Down an uninviting staircase of the London Thai embassy is the stuffy, tired visa processing office.
Getting Your Wings
The on-arrival process mentioned above is a proven, UN guaranteed fact. Where the cloudiness occurs is if you’re arriving without an onward flight. That’s not to say immigration or prior-to-flight-embankment staff will ask for evidence, but while extremely rare, it can happen.
If like me, you don’t want to risk being denied entry, the safest, cheapest and most efficient way is to apply for a standard tourist visa. This is cheaper than a throwaway Air Asia flight like many recommend, and it means you have guaranteed entry pre-organised.
- A tourist visa can be organised for 60 days and costs £25
- The queue is minimal and fast moving (I arrived at 9am and there were three others)
- You fill a straightforward form supplied on the website and affix two passport photos
- You apply downstairs in the embassy between 9.00am – 12.00pm
- You bring your receipt and collect two days later (1 day if after the 8th December, up to Christmas) between 11.00am – 12.00pm
The London branch, the Royal Thai Embassy, is five minutes from South Kensington tube station. You take a ticket, sit down, go to ‘desk one’s’ attendant and pay your money.
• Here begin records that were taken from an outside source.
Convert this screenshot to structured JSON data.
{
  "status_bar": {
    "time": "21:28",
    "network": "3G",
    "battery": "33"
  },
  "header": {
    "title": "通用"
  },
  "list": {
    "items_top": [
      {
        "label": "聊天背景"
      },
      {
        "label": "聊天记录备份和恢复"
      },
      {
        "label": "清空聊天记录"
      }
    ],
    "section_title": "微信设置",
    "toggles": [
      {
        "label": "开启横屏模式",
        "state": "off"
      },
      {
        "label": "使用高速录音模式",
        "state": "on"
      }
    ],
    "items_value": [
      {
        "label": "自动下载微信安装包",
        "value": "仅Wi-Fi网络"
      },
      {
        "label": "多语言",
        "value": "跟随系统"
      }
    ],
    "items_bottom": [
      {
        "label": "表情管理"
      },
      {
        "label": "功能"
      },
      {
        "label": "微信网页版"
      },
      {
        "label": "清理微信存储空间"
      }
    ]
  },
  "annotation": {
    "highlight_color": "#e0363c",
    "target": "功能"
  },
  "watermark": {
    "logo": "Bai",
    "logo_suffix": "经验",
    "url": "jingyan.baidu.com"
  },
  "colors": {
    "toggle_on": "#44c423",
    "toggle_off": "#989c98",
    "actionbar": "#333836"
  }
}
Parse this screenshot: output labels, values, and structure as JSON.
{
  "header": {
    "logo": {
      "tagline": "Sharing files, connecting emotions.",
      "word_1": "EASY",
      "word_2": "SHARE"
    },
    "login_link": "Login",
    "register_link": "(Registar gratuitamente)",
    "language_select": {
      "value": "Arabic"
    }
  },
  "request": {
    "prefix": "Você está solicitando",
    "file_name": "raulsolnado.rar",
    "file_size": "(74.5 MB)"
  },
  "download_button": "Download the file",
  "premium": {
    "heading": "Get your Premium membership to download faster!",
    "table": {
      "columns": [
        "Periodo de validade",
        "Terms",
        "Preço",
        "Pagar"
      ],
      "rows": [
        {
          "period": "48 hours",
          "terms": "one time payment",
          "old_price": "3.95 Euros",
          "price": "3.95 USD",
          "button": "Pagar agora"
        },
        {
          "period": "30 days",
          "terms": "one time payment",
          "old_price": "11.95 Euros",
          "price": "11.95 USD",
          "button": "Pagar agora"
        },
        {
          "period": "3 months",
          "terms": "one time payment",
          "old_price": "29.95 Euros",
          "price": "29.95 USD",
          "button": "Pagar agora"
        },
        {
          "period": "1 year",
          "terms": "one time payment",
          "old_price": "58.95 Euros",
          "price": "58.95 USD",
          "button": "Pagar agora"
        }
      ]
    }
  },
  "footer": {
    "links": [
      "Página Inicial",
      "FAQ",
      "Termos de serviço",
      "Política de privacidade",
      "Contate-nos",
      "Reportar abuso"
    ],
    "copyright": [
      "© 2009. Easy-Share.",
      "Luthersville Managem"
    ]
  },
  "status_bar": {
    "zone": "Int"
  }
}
When I was there, I didn’t get a single question about where I was going next, how long I was planning on visiting for or even what my name was. That’s not to say you won’t be asked, but out of the five people doing the same thing, all of us were seen in roughly two minutes.
If you prefer to be safe rather than sorry, going through the above offsets any chance of border complications, even if the majority of people say not to worry about it – it’s always better to have these things in order, and hopefully this article debunks some common myths about the Thai visa process in the UK.